Adieu, chère amie, je vous écris à la hâte ces paroles, le cœur plein de mille tendresses qui ne s’écrivent pas. Soignez-vous, ménagez-vous, je vous en serai reconnaissant. Je ne sais rien de vos projets de retour : mais je suppose que ce sera vers la fin d’octobre. Il me semble que je n’ai jamais plus désiré votre retour ; et je jouis de la certitude où je suis d’en être heureux. Je vous envoie une masse de complimens et de tendresses pour Cold Overton : distribuez-les comme bon vous semblera : je voudrais cependant que Selina[1] eût la meilleure part.
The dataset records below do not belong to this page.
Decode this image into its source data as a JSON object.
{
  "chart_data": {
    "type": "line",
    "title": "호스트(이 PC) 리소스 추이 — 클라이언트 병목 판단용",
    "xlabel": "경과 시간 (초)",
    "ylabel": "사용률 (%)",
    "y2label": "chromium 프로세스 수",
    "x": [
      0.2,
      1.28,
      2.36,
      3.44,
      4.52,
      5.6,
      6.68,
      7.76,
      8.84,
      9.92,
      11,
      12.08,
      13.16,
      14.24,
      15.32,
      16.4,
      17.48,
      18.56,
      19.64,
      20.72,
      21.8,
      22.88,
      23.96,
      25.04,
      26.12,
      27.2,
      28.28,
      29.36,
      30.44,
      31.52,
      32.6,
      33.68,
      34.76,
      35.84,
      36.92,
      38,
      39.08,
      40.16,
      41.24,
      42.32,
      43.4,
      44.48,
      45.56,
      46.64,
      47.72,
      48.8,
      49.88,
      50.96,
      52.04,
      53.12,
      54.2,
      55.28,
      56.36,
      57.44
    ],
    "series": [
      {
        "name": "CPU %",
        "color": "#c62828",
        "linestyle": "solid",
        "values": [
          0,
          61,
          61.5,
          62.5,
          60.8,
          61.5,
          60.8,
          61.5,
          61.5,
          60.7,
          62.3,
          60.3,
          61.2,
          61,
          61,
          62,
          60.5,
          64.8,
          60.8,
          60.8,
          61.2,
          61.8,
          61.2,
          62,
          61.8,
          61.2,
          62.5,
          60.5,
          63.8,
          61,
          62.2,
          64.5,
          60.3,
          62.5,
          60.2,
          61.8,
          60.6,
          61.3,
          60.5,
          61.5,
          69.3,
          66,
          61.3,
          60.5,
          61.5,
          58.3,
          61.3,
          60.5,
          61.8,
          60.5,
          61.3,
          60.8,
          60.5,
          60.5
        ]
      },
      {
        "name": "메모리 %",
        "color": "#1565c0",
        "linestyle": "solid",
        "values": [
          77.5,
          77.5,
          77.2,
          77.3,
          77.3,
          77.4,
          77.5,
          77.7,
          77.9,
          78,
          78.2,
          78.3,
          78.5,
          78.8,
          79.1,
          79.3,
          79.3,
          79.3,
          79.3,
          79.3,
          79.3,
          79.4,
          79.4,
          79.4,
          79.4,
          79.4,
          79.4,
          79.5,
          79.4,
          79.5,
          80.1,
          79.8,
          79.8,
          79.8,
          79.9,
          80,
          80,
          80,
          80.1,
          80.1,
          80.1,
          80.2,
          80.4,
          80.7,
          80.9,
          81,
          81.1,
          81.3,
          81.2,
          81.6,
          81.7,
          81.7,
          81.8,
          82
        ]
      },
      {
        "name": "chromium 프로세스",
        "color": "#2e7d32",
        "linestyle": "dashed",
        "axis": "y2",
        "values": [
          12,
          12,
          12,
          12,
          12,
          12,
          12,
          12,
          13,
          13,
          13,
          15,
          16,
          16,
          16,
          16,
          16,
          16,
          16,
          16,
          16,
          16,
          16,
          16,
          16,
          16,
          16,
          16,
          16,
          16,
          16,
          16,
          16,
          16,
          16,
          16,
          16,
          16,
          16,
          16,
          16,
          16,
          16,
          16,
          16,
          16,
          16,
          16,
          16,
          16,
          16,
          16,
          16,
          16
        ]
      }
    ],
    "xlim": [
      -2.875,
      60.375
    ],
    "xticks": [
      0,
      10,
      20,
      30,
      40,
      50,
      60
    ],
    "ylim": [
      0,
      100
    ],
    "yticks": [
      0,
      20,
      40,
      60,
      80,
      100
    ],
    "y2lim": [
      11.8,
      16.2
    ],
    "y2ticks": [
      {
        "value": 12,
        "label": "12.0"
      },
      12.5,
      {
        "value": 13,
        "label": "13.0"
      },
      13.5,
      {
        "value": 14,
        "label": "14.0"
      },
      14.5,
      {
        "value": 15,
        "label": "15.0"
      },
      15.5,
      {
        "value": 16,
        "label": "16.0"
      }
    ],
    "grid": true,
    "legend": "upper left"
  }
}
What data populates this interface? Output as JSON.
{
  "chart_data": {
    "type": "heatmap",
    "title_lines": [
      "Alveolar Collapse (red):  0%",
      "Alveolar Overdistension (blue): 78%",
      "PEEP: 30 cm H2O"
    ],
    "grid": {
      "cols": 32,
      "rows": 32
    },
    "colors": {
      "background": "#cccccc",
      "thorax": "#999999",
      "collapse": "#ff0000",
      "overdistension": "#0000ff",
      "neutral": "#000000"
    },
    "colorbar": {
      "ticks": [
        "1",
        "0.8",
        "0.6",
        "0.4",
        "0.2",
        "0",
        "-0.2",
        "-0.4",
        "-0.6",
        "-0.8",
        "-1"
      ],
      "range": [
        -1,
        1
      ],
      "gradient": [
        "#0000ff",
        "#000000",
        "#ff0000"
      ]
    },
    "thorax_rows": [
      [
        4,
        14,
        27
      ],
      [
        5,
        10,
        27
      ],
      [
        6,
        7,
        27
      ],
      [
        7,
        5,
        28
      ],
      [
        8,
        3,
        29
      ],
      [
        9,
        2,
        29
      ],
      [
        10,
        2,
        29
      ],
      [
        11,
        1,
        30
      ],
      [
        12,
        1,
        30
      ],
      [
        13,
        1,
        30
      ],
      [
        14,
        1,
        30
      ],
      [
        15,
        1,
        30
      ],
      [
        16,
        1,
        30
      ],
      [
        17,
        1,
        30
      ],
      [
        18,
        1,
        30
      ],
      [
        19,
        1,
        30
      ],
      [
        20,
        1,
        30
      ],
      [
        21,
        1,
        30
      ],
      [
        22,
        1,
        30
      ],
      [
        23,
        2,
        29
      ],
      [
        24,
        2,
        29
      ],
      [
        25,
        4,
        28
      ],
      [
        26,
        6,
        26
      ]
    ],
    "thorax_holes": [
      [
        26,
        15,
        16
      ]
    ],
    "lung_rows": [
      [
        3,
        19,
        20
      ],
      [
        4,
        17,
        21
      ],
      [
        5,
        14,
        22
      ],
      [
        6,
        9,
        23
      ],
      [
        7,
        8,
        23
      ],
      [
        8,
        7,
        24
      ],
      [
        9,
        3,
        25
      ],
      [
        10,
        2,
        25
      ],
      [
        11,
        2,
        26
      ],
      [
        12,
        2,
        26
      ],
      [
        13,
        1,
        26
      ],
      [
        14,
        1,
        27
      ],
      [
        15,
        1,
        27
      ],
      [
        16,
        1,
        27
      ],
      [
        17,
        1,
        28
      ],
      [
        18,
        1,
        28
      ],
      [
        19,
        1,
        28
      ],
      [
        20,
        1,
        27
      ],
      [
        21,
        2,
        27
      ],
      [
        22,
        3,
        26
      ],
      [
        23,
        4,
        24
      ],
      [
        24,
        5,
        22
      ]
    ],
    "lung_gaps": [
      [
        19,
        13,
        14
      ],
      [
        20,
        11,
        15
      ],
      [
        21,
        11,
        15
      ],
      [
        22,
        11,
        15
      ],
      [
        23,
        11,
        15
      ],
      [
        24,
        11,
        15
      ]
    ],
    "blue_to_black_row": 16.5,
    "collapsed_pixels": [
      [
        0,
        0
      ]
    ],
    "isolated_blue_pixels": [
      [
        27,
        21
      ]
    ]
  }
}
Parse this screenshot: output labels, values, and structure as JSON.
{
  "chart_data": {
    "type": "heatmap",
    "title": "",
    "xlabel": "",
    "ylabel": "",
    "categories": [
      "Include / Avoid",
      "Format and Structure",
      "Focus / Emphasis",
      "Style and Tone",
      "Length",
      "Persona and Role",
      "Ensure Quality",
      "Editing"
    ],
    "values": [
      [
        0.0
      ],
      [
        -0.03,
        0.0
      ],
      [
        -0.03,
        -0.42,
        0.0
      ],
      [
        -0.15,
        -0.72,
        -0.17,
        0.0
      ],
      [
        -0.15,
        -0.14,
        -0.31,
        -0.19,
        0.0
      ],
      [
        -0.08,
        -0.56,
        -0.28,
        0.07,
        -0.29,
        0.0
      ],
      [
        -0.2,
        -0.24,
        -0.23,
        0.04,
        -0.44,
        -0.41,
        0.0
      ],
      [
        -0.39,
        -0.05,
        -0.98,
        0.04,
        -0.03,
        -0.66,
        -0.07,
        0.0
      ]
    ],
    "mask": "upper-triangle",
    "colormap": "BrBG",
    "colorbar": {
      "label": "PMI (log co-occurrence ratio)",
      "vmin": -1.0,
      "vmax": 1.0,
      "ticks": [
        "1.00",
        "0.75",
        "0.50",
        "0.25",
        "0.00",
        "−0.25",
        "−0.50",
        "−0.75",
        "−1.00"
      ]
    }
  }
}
Adieu, encore une fois ; si je ne vous écris pas, croyez que je n’en pense pas moins à vous ; je vous prie de le croire. Adieu, chère amie.


Mary Clarke à Claude Fauriel.


Cold Overton, 2 octobre 1832.

Lorsque j’ai vu votre lettre ce matin, j’ai tremblé de la tête aux pieds. Il y avait si longtemps ! Elle était si ardemment désirée ! J’avais tant pensé, tant retourné toutes les raisons qui pouvaient vous empêcher d’écrire, tant veillé, tant prié, je m’étais tant raisonnée pour me résigner à n’en avoir point ! Car il me semblait impossible que vous ne m’eussiez pas écrit plus tôt si vous ne m’en vouliez pas mortellement. Je n’ai pu la lire, je me suis jetée à genoux toute en pleurs pour remercier Dieu de me l’avoir envoyée. Mon Dieu, que de tumultes dans mon âme, depuis que je suis revenue à la conscience ! Que j’ai regretté mille fois ma maladie ! Enfin je l’ai, cette lettre, je l’ai serrée, je l’ai baisée, j’ai couché dessus ma tête, mon visage, je ne pouvais assez la sentir, la palper, il me semblait que je ne reverrais jamais

  1. La fille de Mme Frewen-Turner.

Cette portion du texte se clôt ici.